By the time Golitsin came over, the policy had hardened. Any means to secure defections were authorized, starting with immense payments, but including other methods also. I remember one particular operation which began in the mid-1960s involving a senior KGB officer named Sergei Grigovin (a pseudonym) which illustrates the lengths we were prepared to go to. Grigovin was already known to us, because he had served in Denmark, and the Danish intelligence service had alerted us routinely to his identity. They also provided us with a few snippets of intelligence about him - one in particular was that he had a reputation for enjoying the company of women. The source report was circulated through to D4, the agent-running section of D Branch, and they were instructed to keep an eye out for Grigovin's indiscretions, since he had left his wife in Moscow.
Any Russian, and especially a KGB officer, who is caught liaising with women in the West by the KGB security division, the "SK," is in serious trouble, and the case had distinct possibilities. A year later a D4 agent runner received the first tip. An agent of his, a senior executive at the DAILY MIRROR newspaper, was in the habit of occasionally meeting Grigovin at dinner parties. A woman friend of his told him that Grigovin was having an affair with a friend to whom she had introduced the Russian. D4 raised the matter at the weekly meeting with D1 (Operations) and it was agreed that a much closer eye would be kept on the situation. The agent runner was told to encourage his agent gently to keep an eye on the evolving romance.
Eventually Grigovin finished with the girl, and when he next met the woman who had introduced them, he asked if she knew any other friends. The D1 realized immediately this was our chance. If we could introduce our own girl to Grigovin we would be in a perfect position to begin an entrapment operation. The plan was put up to F.J., who gave his consent, although the operation was kept secret from the Foreign Office, on the grounds that they would very likely veto it. D4 were instructed to produce a woman suitable for the job. They had a number of high-class call-girls they used for entrapments, and eventually one was successfully introduced to Grigovin at a party. He took the bait perfectly, and was soon engaged in an affair with her.

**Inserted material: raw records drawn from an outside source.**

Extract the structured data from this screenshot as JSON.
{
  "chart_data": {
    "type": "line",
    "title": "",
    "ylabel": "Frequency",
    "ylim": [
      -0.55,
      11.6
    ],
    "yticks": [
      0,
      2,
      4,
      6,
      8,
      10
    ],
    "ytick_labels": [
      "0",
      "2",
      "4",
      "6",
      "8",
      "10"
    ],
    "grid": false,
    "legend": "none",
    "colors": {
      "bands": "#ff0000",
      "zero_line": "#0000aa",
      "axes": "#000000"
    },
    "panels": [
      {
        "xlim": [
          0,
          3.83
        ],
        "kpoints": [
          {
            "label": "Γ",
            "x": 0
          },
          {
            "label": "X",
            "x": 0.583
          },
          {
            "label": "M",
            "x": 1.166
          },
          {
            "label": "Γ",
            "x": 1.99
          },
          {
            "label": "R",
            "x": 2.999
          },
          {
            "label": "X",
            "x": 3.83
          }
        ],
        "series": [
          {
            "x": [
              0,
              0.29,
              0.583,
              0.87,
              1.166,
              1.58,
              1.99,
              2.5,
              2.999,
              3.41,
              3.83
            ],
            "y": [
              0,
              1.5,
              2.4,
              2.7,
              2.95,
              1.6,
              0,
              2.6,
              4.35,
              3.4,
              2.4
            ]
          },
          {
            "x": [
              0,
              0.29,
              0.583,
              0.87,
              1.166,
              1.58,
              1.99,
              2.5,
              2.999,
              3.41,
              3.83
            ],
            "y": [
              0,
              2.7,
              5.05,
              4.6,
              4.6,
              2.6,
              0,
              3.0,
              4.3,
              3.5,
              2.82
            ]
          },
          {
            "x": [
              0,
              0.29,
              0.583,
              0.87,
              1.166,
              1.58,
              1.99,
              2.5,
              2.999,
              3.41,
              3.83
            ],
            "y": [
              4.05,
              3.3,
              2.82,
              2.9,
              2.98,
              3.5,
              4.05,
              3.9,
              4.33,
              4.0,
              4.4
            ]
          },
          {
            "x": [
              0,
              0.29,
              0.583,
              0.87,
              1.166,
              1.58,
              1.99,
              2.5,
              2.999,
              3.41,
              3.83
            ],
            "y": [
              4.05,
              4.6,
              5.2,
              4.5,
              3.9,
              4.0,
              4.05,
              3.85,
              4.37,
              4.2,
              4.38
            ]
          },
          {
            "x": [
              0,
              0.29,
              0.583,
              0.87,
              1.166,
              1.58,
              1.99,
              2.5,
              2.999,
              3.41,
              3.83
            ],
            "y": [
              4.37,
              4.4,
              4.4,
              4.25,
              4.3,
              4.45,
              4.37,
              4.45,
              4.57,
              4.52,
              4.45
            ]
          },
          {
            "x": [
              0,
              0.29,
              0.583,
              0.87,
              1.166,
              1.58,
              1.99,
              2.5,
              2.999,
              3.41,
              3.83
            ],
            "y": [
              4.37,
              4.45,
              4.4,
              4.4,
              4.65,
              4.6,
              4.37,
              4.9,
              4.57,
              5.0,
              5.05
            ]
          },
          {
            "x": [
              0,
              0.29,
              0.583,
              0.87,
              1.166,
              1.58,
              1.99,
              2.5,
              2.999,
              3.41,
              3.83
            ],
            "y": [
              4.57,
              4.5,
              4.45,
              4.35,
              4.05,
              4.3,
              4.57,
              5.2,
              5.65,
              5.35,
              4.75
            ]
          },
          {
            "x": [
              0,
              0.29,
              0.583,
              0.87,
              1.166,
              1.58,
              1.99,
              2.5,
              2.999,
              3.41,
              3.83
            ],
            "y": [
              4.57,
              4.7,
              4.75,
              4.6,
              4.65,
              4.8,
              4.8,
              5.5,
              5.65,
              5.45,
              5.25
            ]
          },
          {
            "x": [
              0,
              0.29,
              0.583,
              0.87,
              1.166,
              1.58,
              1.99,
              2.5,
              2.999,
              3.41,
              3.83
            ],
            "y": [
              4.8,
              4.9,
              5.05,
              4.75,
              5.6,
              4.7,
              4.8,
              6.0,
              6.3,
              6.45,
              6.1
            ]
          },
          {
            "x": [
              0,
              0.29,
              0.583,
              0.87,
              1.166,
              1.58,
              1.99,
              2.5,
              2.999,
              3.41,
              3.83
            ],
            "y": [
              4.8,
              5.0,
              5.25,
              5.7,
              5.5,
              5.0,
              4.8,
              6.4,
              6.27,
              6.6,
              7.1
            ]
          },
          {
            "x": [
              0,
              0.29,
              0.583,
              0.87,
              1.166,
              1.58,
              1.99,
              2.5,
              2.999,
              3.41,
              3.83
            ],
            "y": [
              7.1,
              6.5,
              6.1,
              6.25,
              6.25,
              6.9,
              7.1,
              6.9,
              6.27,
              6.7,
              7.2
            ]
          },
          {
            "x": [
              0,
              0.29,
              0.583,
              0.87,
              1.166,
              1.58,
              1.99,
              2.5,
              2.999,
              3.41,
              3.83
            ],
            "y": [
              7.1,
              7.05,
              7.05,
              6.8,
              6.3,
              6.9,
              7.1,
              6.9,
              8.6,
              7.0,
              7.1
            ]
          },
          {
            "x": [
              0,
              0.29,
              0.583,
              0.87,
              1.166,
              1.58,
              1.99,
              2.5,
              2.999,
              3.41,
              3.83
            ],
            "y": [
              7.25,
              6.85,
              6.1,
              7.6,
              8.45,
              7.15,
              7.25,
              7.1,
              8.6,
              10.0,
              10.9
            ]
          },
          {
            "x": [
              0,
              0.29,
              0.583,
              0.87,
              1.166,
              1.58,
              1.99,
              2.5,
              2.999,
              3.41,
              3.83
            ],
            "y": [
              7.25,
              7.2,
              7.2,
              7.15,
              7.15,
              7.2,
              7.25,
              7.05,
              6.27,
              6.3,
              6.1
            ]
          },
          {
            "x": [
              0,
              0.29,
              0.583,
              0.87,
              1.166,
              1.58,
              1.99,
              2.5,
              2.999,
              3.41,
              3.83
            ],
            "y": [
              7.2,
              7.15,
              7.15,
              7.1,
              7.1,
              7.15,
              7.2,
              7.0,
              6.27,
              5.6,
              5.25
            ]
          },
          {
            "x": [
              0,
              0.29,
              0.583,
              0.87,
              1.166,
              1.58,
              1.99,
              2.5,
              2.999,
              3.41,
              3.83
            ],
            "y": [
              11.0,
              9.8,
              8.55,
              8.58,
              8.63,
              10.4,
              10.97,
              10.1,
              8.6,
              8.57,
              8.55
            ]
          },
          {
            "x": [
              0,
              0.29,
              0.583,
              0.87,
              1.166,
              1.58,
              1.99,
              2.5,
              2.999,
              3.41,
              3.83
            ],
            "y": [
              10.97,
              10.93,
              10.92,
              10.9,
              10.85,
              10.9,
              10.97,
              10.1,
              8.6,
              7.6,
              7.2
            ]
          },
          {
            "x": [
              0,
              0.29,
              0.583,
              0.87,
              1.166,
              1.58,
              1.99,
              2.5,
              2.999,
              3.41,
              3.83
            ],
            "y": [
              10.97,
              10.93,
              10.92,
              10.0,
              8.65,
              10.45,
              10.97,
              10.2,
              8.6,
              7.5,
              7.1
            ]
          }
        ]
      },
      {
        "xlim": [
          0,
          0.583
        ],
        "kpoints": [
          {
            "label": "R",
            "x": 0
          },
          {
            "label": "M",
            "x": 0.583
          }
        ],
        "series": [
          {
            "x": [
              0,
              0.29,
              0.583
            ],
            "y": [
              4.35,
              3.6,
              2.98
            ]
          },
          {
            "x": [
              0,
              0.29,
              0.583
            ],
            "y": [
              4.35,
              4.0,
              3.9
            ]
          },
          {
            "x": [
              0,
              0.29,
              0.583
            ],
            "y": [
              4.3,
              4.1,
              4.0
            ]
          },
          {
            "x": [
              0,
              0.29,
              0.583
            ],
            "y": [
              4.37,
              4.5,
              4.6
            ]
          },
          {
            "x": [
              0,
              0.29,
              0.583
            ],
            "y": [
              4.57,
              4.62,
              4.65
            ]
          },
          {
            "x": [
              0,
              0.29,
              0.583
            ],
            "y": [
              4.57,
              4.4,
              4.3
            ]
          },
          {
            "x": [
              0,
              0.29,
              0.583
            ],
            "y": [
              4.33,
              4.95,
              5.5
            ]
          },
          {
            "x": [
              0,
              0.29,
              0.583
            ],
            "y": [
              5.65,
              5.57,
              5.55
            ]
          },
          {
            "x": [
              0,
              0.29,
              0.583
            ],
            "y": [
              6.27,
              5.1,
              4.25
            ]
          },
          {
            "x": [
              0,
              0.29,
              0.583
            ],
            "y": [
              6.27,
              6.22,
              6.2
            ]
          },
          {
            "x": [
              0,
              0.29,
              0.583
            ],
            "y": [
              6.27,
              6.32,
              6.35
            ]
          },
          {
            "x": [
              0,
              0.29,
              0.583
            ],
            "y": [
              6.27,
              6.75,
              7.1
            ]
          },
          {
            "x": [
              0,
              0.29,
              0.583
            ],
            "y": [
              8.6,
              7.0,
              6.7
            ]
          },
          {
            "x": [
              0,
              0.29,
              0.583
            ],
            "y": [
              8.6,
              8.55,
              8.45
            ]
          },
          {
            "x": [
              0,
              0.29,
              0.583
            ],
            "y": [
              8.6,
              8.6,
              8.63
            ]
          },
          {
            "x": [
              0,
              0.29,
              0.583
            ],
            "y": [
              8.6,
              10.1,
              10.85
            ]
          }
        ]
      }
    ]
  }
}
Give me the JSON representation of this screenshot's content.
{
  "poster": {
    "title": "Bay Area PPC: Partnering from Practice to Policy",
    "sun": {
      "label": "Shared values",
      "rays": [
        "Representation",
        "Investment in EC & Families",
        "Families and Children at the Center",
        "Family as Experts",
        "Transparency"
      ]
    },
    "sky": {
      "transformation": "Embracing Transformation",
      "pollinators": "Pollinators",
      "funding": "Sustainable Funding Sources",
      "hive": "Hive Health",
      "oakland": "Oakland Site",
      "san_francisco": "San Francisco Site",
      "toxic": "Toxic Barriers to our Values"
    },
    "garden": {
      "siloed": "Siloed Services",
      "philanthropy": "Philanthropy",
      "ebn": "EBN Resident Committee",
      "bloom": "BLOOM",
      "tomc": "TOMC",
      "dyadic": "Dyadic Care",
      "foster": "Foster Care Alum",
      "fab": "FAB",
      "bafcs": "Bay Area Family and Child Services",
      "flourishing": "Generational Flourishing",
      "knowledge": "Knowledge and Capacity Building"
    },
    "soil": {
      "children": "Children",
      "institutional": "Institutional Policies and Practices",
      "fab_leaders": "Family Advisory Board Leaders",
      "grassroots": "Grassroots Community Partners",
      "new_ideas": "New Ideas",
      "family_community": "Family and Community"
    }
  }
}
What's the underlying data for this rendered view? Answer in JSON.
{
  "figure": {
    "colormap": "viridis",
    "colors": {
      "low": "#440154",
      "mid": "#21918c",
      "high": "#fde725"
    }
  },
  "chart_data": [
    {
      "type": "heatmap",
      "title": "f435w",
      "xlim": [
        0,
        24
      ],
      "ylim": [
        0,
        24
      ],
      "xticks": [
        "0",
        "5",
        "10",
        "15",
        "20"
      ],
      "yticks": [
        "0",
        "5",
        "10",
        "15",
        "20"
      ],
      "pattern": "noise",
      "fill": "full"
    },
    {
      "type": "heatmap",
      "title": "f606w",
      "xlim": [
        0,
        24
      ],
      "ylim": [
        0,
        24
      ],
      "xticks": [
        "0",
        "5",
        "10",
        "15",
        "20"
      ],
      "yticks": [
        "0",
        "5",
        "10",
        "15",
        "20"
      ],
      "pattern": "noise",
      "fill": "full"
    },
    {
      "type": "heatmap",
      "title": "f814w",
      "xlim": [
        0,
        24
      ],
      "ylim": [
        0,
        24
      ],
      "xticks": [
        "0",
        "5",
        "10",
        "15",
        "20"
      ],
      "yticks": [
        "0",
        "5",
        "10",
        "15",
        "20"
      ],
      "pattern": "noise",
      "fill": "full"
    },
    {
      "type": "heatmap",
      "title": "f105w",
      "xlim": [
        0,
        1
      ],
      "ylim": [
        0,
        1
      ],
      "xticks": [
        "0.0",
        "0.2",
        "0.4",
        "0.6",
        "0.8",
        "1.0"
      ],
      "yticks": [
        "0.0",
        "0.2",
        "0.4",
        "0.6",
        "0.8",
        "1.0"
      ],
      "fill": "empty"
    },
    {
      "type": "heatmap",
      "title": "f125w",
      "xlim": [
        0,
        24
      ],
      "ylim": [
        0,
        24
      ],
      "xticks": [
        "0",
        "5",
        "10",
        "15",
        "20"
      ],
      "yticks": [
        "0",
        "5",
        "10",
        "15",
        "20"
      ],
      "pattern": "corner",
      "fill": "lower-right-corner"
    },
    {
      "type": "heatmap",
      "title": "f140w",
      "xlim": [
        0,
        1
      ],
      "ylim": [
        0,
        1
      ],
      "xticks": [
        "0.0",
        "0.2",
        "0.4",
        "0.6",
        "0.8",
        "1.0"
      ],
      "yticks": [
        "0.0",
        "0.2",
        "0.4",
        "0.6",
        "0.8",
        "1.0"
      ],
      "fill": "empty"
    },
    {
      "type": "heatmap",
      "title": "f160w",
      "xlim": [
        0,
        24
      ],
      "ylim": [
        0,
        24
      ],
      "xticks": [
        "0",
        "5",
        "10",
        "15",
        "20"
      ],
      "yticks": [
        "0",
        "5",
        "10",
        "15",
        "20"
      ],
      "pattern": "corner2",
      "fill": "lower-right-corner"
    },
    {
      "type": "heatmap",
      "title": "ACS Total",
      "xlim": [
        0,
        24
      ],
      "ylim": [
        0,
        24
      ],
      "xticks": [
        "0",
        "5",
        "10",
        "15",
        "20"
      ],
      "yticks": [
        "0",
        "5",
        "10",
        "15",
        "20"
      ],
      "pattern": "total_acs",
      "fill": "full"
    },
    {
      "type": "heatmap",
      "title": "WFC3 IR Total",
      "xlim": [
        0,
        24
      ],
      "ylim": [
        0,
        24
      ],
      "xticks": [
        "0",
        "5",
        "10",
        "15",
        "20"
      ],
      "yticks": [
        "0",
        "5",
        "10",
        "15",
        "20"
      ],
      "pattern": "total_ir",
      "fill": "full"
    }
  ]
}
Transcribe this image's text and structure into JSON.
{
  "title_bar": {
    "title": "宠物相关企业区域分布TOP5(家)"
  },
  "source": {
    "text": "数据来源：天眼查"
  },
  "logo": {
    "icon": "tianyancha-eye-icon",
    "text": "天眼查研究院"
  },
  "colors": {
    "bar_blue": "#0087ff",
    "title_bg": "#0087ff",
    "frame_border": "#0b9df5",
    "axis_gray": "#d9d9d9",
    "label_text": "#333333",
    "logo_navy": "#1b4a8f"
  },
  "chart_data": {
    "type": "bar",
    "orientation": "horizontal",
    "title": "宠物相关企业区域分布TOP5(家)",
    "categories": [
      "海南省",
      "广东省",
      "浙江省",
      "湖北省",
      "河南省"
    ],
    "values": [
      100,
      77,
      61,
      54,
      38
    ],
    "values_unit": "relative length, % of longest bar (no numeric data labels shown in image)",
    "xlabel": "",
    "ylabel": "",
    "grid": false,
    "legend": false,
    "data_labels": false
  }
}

Events began to move toward their climax. He was placed under intensive surveillance, and we analyzed the various possibilities. It was obvious from the surveillance that Grigovin was purely interested in the girl for sex, and there was thought to be little chance of playing on his heartstrings. It had to be straightforward entrapment.
The plans for a defection are complex, and require weeks of careful planning. First a room was hired, and a two-way mirror and camera equipment installed. Then safe houses, and transport arrangements were made to safeguard Grigovin should he decide to defect. He had a family in Moscow, and checks were made on them in case he bargained for them to be exfiltrated as well.
Finally the day came. The D1 took charge of the operation himself. Grigovin and the girl arrived, and we ensured we had a good ten minutes of film of them in bed before the D1 and two burly MI5 officers opened the door with one of Leslie Jagger's keys.
"One of ours, I'm afraid..." said the D1, as the girl was hustled out of the door.
Grigovin looked momentarily stunned. The D1 pointed to the mirror. For a moment the KGB man looked straight into the camera. Then he understood.